On Tue, Dec 11, 2007 at 06:26:55PM +0000, David Greaves wrote:
> I've been having problems with this filesystem for a while now.
> I upgraded to 2.6.23 to see if it's improved (no).
> Once every 2 or 3 cold boots I get this in dmesg as the user logs in and
> accesses the /scratch filesystem. If the error doesn't occur as the user logs
> then it won't happen at all.
> Filesystem "dm-0": XFS internal error xfs_btree_check_sblock at line 334 of
> fs/xfs/xfs_btree.c.
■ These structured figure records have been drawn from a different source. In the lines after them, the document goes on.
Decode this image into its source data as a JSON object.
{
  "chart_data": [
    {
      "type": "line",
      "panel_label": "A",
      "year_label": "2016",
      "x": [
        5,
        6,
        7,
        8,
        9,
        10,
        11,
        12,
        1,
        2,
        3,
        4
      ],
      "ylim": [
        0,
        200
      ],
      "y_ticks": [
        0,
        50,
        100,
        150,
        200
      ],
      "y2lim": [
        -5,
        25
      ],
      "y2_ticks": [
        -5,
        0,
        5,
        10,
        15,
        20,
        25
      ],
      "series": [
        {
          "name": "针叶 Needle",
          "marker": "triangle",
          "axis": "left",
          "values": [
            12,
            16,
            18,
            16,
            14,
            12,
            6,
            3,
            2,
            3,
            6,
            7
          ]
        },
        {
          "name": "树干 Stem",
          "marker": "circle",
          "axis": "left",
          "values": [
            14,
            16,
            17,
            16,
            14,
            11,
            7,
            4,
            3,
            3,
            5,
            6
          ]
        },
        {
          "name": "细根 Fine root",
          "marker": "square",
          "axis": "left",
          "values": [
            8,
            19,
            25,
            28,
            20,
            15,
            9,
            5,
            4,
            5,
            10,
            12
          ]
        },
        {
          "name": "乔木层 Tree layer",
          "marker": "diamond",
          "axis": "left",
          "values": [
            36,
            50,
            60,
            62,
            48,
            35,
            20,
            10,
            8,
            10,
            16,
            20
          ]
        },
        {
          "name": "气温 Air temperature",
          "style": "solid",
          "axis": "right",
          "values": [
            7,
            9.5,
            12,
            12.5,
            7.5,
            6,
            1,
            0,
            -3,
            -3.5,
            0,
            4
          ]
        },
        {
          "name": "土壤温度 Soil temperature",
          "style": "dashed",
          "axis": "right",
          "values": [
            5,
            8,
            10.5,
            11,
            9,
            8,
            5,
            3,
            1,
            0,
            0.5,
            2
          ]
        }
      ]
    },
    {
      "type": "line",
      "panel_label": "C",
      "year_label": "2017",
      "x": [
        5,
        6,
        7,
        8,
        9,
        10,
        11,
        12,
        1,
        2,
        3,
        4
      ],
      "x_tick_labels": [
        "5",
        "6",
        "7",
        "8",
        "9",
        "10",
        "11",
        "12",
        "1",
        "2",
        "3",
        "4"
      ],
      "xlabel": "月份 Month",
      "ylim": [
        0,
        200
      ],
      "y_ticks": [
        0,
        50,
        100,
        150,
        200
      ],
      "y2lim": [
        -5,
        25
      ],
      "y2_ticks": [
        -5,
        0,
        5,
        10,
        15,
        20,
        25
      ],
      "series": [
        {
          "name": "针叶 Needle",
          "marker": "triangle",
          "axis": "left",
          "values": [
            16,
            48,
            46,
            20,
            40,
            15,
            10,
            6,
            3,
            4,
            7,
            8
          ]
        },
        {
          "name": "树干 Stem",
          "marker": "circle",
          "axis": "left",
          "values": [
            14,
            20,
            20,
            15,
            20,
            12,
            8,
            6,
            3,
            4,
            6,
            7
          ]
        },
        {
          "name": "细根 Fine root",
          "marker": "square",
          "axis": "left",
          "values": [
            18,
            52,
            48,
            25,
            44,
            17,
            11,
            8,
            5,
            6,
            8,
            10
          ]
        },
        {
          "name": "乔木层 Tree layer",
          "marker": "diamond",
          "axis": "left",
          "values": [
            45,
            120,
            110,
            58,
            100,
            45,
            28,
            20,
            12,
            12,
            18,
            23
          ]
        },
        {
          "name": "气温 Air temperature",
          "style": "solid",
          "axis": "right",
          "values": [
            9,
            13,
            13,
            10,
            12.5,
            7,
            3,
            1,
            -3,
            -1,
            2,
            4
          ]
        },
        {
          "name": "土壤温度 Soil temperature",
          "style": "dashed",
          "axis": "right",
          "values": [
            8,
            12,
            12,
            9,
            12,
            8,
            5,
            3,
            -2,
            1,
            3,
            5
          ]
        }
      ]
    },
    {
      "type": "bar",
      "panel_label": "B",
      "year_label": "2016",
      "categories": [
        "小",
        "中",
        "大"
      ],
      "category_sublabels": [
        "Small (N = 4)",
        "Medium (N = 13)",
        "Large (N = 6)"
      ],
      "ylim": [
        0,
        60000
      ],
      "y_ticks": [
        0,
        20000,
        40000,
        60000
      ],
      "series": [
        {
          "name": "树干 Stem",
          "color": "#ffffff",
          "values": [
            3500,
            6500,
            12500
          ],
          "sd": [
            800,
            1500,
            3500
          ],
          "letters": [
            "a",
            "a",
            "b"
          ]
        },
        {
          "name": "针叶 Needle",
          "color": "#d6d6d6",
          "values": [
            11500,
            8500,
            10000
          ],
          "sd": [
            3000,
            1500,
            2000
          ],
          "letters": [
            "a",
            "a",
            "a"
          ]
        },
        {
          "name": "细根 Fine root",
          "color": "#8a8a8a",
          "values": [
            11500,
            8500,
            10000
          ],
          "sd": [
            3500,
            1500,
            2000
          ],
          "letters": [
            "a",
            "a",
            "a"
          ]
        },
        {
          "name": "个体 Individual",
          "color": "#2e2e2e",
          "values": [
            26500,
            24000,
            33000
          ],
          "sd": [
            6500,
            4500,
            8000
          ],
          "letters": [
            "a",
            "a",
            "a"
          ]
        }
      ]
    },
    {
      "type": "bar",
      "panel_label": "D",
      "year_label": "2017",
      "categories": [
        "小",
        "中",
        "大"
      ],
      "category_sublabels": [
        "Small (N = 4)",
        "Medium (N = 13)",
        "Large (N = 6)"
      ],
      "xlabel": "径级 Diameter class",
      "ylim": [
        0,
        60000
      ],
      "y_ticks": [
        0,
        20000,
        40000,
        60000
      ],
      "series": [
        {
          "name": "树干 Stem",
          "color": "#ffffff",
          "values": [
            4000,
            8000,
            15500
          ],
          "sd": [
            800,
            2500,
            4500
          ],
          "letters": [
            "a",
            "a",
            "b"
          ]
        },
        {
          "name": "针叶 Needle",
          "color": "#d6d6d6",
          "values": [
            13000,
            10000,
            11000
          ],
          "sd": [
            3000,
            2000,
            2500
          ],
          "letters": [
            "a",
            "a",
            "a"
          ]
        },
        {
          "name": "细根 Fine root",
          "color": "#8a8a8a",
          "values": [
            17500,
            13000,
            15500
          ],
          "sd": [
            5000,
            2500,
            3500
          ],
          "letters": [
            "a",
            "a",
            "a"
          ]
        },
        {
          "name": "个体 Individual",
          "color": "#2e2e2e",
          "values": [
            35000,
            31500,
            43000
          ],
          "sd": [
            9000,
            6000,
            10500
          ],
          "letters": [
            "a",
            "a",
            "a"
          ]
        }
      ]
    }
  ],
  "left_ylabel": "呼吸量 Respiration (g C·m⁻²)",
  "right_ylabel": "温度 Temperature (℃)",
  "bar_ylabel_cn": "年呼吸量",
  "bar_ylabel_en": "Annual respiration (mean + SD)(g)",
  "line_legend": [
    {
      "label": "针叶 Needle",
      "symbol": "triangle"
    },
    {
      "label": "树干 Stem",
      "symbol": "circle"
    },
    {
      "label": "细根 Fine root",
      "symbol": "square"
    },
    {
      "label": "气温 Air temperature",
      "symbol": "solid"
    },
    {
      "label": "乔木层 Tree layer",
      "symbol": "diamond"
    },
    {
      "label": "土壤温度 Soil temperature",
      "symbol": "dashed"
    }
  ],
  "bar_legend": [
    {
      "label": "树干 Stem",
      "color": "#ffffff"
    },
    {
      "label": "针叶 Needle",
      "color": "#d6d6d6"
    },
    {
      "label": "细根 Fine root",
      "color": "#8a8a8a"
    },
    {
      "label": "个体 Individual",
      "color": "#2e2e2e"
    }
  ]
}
Caller 0xc01b7bc1
> [<c010511a>] show_trace_log_lvl+0x1a/0x30
> [<c0105d72>] show_trace+0x12/0x20
> [<c0105d95>] dump_stack+0x15/0x20
> [<c01dd34f>] xfs_error_report+0x4f/0x60
> [<c01cfcb6>] xfs_btree_check_sblock+0x56/0xd0
> [<c01b7bc1>] xfs_alloc_lookup+0x181/0x390
> [<c01b7e23>] xfs_alloc_lookup_eq+0x13/0x20
> [<c01b5594>] xfs_free_ag_extent+0x2f4/0x690
> [<c01b7164>] xfs_free_extent+0xb4/0xd0
> [<c01c1979>] xfs_bmap_finish+0x119/0x170
> [<c0209aa7>] xfs_remove+0x247/0x4f0
> [<c0211cc2>] xfs_vn_unlink+0x22/0x50
> [<c0172f28>] vfs_unlink+0x68/0xa0
> [<c01751e9>] do_unlinkat+0xb9/0x140
> [<c0175280>] sys_unlink+0x10/0x20
> [<c010420a>] syscall_call+0x7/0xb
> xfs_force_shutdown(dm-0,0x8) called from line 4274 of file fs/xfs/xfs_bmap.c.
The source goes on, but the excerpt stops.